Estando ya aquí supimos que mi papá ya tenía oxígeno. Días antes de que nos fuéramos de vacaciones me había pedido que lo inyectara un par de veces. Me dijo: "Ando malo de la gripa, hija. ¿Me inyectas?". Estando en la playa Ignacio me decía "creo que está malito". Empeoró y murió el 21 de diciembre. Hoy es día que mi hermano sigue negando la existencia del virus.
Mi papá nunca paró de trabajar. Se aferró a ir a la tienda todos los días. Nunca dijo que no al trabajo. Sus responsabilidades por delante. Sin embargo, mi papá no creía, estaba aferrado a que no existía eso, que era otra cosa del Gobierno, pero no creía y nunca se hizo la prueba para que el doctor lo atendiera, quien se la puso como requisito. "No, no, no. Ya así, ya no me saques prueba de COVID” —me dijo.
La pandemia nos ha quitado mucho, pero también nos dejó el habernos conocido como nunca antes. Ahora hablamos de la muerte en la mesa. Lloramos juntos, nos cuidamos: "Ponte tu cubrebocas", "¡Llévate el gel!" —nos recordamos siempre. Nunca hemos sido de abrazarnos y aunque nos quitó el poco contacto físico que teníamos, somos más cercanos, valoramos la vida.

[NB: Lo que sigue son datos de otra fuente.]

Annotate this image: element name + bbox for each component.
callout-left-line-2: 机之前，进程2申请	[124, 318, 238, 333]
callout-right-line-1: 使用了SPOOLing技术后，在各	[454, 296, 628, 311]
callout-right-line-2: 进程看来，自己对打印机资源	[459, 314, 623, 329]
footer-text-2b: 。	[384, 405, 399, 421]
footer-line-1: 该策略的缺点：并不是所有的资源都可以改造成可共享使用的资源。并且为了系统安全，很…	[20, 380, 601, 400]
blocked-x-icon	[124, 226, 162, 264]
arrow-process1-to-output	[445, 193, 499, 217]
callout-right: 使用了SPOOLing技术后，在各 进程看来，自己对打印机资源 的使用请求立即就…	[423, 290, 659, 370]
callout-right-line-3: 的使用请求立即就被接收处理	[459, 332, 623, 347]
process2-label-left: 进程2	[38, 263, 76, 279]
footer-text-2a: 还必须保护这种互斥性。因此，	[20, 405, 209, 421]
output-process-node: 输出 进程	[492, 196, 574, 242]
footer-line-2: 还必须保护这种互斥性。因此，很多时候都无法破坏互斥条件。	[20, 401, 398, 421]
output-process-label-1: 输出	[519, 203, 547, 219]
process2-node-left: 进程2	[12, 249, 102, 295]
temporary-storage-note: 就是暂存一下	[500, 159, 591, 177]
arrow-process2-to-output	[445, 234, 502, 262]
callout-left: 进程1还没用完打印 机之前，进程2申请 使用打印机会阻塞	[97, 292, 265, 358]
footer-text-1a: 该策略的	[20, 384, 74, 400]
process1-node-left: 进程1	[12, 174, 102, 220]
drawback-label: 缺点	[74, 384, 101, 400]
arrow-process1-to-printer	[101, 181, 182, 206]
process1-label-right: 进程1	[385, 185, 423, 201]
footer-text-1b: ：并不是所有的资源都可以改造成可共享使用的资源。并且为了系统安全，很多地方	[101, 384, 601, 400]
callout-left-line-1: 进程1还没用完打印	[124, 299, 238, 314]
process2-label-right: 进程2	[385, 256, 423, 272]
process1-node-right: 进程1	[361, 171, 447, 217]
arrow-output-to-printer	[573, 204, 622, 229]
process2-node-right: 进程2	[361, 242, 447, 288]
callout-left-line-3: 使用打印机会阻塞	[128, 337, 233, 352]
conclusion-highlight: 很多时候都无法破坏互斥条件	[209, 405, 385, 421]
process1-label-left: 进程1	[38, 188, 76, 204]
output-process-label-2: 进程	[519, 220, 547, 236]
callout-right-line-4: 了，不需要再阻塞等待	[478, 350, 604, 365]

Después de que nosotros enfermamos, vecinos han seguido contagiándose. Familias enteras. Y nosotros aquí, vendiendo siempre. Siempre en riesgo.
La pandemia nos quitó las ganas de consumir cosas que no necesitamos. Yo ya no quiero ropa, ya no quiero nada. Nada de nada. Me voy a acabar lo que tengo, pues cualquier día me puedo ir yo también. Mi papá antes de irse arregló la casa, sin embargo, se fue y dejó todo.